FORUM
E D I T O R I A L

Determining who owns information

INFORMATION: Everyone's Property?
  A funny thing happened while producing this issue of The Bulletin. After months of debate, we came up with a much-awaited new name for our magazine. We think it was a good name and it fit well with the mission of the Regional Environmental Center for Central and Eastern Europe. We also made a great connection between the name and the cover story of this issue, which is the third Pan-European conference for environmental ministers held this June in Aarhus. The conference, and the Environment for Europe process of which it was part, were geared toward connecting the main players in the environmental arena and nations with each other to work out ways for mutual cooperation in protecting and rehabilitating Europe's natural environment. From NGOs to business, from Britain to Kazakhstan, the private interests of the separate groups represented at Aarhus had to be forged to create a common agenda for the future.

  In the following 12 pages and in the adjacent column, all dedicated to the conference at Aarhus, you will find that the main highlight of the event was the signing of the Public Participation Convention, signed by Europe's environment ministers. One of the Convention's three main pillars was the guarantee of citizen rights for free access to environmental information in an attempt to put an end to environmental secrecy and place the environmental debate into the open.
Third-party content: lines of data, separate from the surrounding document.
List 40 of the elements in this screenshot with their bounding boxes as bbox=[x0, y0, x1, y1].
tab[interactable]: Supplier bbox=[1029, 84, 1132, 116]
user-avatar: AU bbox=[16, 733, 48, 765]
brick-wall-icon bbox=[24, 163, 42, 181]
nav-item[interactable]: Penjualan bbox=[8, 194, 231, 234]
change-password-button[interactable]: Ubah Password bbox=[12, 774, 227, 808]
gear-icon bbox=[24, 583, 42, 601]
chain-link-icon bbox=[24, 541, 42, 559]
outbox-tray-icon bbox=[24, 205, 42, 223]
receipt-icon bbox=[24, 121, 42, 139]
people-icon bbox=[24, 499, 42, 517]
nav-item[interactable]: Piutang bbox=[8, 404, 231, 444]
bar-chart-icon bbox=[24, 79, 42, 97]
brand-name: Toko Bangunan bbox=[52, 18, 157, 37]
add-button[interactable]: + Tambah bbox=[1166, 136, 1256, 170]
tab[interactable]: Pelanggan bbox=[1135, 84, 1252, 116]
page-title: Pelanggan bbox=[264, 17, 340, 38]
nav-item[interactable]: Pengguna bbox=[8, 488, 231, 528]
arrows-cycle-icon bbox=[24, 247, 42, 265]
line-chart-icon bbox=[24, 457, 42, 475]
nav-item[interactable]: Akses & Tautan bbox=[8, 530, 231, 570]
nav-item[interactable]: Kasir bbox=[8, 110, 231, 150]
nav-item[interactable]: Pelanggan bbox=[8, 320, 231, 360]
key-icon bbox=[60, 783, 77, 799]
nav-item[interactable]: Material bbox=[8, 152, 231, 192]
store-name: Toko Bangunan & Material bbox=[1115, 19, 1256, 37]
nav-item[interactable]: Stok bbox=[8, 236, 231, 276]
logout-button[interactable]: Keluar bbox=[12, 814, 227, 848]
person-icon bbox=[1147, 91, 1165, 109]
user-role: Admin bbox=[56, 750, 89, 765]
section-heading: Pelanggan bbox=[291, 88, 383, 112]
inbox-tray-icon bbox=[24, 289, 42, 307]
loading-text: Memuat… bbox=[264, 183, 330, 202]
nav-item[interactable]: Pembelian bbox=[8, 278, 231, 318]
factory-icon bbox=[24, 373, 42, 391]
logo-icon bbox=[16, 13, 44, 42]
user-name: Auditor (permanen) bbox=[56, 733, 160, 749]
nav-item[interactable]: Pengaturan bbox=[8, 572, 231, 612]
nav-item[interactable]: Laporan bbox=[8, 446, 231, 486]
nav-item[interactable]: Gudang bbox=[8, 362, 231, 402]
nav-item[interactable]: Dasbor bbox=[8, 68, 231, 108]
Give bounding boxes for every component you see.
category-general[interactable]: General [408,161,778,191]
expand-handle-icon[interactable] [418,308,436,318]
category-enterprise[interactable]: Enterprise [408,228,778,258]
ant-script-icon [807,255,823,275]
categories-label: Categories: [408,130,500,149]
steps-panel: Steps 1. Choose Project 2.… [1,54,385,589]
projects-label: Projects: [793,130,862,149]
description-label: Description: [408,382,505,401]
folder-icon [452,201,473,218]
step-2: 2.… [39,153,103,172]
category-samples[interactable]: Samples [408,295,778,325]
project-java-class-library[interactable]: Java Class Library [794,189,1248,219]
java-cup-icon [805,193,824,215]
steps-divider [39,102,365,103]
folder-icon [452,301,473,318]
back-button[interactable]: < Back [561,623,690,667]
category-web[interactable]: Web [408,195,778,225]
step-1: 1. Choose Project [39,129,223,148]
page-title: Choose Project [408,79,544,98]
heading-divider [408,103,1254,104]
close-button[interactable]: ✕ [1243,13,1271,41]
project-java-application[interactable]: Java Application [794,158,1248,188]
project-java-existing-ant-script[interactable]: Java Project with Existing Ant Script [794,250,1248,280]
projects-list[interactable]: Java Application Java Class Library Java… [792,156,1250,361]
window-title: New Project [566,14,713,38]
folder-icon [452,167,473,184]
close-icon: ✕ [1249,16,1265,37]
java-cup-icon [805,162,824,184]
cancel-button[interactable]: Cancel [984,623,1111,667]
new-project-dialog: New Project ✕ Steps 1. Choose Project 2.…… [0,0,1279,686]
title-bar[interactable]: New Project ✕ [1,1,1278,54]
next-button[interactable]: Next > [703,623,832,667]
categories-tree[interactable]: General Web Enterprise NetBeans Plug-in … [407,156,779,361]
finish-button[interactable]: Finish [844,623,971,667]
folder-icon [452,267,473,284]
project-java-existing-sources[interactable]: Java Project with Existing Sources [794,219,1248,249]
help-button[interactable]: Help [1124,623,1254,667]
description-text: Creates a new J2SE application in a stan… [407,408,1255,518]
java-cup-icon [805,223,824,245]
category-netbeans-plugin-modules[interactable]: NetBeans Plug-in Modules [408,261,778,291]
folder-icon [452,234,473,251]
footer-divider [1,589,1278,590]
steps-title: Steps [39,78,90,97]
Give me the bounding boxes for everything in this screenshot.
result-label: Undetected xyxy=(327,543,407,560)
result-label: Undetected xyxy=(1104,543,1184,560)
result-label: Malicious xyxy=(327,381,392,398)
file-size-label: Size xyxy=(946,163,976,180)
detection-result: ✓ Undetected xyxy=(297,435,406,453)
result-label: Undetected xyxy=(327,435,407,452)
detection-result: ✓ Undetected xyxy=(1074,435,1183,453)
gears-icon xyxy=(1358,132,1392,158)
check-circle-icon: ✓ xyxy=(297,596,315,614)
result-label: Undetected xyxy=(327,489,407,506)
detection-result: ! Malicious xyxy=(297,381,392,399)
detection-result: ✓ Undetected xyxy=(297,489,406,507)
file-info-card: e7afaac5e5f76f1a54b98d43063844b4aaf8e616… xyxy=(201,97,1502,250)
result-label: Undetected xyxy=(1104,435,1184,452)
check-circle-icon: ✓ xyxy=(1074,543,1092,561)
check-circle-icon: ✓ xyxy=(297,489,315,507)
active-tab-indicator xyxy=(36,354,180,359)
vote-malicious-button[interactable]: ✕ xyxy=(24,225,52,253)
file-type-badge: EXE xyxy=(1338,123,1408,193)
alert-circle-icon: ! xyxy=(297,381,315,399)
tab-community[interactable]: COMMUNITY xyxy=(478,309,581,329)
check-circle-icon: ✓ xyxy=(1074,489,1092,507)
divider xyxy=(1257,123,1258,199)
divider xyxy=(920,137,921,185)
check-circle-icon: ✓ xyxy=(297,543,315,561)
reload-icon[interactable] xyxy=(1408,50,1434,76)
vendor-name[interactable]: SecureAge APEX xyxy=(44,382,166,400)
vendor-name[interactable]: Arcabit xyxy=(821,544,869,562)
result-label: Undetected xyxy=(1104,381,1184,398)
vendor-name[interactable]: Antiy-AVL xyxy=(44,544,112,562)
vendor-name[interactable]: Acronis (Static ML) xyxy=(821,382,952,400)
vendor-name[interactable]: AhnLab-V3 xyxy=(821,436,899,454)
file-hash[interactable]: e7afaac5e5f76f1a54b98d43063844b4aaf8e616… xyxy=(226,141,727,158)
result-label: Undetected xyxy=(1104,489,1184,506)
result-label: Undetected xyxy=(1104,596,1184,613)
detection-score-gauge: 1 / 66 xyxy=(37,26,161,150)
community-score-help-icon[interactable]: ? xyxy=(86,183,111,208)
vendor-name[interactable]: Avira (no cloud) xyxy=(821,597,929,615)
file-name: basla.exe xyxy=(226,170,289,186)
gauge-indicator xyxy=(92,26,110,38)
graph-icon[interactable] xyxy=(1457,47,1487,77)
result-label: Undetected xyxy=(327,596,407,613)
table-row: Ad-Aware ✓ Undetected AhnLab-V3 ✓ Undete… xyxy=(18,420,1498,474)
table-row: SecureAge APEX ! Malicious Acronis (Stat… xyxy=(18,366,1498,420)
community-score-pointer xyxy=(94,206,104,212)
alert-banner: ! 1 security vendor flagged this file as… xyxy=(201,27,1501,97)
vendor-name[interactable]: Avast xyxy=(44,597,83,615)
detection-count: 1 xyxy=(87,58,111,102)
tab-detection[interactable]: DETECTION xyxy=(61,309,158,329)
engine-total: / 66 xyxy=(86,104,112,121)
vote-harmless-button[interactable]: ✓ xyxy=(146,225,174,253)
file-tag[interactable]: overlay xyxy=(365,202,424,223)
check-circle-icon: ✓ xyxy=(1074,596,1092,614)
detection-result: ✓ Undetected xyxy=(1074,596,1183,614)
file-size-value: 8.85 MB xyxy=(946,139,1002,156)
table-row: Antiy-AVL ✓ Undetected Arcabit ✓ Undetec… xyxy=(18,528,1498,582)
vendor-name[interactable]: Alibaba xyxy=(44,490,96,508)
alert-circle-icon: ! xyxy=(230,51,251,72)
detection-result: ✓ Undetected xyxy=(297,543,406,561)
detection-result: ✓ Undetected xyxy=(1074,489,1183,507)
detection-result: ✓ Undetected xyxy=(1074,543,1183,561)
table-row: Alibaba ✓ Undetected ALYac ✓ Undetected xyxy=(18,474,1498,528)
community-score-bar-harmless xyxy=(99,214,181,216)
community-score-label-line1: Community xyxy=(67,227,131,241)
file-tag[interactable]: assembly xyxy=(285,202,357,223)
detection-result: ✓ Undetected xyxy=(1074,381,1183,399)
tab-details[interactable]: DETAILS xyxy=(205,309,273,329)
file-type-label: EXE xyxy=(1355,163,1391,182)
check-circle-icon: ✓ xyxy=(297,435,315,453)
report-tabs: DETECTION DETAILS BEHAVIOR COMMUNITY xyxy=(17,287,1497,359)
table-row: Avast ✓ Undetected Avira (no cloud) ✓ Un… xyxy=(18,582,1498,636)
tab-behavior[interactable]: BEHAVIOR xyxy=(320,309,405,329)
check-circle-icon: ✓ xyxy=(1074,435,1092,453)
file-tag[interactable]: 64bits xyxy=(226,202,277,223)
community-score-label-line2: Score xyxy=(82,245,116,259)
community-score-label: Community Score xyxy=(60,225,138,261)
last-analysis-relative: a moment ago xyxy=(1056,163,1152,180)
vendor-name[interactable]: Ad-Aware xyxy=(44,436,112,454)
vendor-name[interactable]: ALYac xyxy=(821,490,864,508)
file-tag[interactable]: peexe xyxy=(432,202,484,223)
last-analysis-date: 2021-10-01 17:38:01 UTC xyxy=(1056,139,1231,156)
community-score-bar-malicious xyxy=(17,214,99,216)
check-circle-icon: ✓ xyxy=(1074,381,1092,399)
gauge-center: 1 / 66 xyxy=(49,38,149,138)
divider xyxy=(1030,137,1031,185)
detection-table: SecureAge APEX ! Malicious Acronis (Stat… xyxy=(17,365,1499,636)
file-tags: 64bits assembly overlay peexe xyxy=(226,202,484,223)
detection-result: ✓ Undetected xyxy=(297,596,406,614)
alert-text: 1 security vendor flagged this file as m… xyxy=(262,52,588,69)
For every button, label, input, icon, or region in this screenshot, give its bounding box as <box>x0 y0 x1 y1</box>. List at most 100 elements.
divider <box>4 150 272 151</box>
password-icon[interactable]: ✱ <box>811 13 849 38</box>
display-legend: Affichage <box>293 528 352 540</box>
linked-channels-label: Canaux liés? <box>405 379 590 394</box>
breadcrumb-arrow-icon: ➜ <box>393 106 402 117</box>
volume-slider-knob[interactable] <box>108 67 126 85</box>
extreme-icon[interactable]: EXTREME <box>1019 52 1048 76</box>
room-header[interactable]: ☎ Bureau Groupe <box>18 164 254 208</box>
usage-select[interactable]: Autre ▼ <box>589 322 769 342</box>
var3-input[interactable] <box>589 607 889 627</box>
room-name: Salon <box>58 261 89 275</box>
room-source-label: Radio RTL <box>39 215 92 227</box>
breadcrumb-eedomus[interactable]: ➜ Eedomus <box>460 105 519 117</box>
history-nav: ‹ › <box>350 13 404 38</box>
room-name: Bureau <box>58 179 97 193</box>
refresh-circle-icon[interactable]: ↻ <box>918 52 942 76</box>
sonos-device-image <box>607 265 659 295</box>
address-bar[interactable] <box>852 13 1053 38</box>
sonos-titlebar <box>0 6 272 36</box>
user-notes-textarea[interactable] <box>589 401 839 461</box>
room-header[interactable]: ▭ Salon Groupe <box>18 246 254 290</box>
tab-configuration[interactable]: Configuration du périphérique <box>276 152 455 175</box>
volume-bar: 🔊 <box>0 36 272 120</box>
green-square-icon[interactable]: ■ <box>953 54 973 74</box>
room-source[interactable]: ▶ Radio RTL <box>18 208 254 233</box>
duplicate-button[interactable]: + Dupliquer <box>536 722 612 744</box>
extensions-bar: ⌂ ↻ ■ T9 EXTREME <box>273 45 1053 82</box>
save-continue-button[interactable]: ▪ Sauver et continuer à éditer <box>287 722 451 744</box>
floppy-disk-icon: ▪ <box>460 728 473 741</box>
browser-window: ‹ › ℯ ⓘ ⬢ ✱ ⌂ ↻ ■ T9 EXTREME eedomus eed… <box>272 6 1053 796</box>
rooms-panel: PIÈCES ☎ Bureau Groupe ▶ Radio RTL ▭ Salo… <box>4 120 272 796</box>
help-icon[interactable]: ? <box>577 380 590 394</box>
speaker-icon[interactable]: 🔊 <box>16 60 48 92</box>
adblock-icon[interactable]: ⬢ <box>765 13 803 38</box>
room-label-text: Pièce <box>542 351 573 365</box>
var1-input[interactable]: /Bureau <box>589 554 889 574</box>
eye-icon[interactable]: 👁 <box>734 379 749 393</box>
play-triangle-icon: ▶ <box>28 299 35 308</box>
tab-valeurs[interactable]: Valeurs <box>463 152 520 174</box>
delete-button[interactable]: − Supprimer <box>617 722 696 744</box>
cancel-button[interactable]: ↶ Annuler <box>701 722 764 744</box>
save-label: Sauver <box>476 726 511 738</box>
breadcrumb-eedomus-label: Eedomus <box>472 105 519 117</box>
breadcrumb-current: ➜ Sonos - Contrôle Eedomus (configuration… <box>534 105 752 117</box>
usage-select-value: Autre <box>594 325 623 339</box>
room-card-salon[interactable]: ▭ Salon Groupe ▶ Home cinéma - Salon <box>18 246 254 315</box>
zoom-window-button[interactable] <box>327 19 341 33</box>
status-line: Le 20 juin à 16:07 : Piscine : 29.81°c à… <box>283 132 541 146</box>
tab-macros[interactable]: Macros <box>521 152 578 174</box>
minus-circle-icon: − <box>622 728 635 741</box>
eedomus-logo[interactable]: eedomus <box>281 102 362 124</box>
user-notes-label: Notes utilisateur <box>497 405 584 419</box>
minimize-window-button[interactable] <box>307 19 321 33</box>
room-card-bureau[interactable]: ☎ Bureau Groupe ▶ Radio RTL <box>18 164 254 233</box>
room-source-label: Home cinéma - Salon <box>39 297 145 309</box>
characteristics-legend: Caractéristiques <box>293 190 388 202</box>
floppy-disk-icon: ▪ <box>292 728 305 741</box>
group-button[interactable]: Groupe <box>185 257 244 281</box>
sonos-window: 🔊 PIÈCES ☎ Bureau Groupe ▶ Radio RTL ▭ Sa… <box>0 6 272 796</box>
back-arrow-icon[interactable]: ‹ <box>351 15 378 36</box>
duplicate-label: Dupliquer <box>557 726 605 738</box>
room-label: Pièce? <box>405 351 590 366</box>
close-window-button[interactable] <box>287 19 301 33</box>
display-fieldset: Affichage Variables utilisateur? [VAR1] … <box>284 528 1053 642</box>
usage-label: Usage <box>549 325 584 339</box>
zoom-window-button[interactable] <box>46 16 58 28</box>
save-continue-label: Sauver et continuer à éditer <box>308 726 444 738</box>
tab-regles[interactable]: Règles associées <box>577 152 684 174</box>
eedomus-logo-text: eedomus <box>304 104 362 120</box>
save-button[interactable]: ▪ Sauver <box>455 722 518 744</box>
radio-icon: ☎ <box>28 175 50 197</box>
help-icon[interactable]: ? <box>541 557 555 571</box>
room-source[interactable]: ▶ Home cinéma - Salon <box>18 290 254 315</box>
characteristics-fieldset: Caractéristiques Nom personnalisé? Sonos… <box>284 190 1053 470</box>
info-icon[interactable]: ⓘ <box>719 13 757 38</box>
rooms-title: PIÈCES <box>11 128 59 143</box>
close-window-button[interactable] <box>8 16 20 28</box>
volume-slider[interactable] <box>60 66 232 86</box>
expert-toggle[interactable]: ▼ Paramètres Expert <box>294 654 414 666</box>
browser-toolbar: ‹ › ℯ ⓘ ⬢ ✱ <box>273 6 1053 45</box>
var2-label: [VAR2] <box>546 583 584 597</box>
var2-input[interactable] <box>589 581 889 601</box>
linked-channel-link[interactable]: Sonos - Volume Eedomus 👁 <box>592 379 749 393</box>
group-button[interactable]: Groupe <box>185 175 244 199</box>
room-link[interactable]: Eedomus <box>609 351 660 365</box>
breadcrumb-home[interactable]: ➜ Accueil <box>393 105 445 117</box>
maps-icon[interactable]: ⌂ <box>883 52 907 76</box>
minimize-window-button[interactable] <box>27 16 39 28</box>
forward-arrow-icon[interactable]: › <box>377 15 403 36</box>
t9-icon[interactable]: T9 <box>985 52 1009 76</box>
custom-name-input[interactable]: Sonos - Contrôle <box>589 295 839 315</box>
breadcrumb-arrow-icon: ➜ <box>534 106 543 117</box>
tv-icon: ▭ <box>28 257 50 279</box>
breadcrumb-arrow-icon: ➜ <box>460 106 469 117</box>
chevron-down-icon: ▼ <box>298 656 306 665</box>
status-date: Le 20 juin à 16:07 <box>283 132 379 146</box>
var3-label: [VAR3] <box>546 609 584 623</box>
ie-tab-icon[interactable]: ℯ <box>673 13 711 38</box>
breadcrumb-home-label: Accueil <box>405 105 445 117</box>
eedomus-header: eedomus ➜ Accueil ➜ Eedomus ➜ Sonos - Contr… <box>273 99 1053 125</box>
  Which brings me back to the new name we found to replace "The Bulletin." We haven't used it here because it may have copyright protection. In other words, some organisation out there may have reserved the right to the word, which we wanted to use, for their private use. What a concept! Perhaps someone will soon have exclusive rights to the word "green" or maybe even "environment" itself. Then we're really in trouble. Now I do understand the limited use of copyright. But there are rumours in the wind that the copyrighting of information, or intellectual property, is increasingly becoming a very lucrative business. Doesn't this fly in the face of the dictates of the Aarhus Convention and free access to information? Some would say that this privatisation of information blatantly obstructs the goals for which the information was intended. Ministers used to have reasons for why they withheld environmental information for the "public good." Some still do. The Convention will hopefully limit this questionable privilege. In that light, privatising information under the guise of inspiring creativity and economic activity should also be questioned before our rights to words and our languages disappear before our eyes. And hopefully, you'll see the new name we came up with ... next issue.